Recurring theme here.

Many of the visas are given out through a lottery, and a small number of giant global outsourcing companies had flooded the system with applications, significantly increasing their chances of success. While he had one application in last year’s lottery and lost, one of the outsourcing companies applied for at least 14,000. The companies were squeezing out American employers like his boss.
...
Together the top five outsourcing companies had prepared as many as 55,000 H-1B applications. TCS, the company that had prepared applications for at least 14,000 visas, won 5,650 of them.
Applications cost $4,000 apiece so you have to have deep pockets to flood the system like that.

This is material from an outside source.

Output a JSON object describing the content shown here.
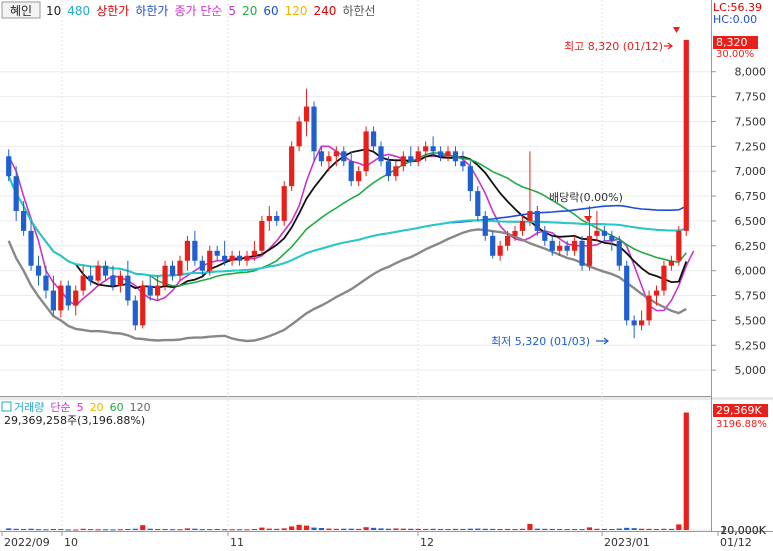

In addition this process by  drives down jobs and wages:
federal law requires global companies employing large numbers of H-1B workers to sign a declaration saying they will not displace Americans. But there is a loophole: An exemption in the fine print cancels that requirement if employers pay H-1B workers at least $60,000 a year — significantly less than an experienced technology worker’s salary in many parts of the United States.
Many of the outsourcing firms’ temporary workers earn $60,000 or just a little more, according to federal data compiled by Professor Hira.
The argument that companies like Facebook, Microsoft and Google continually make is that they a) can't fill jobs because there aren't enough American graduates and b) they need the H-1B program in order to hire the "Best and Brightest".  Does anyone really believe they are hiring the best and brightest for $60,000 / year?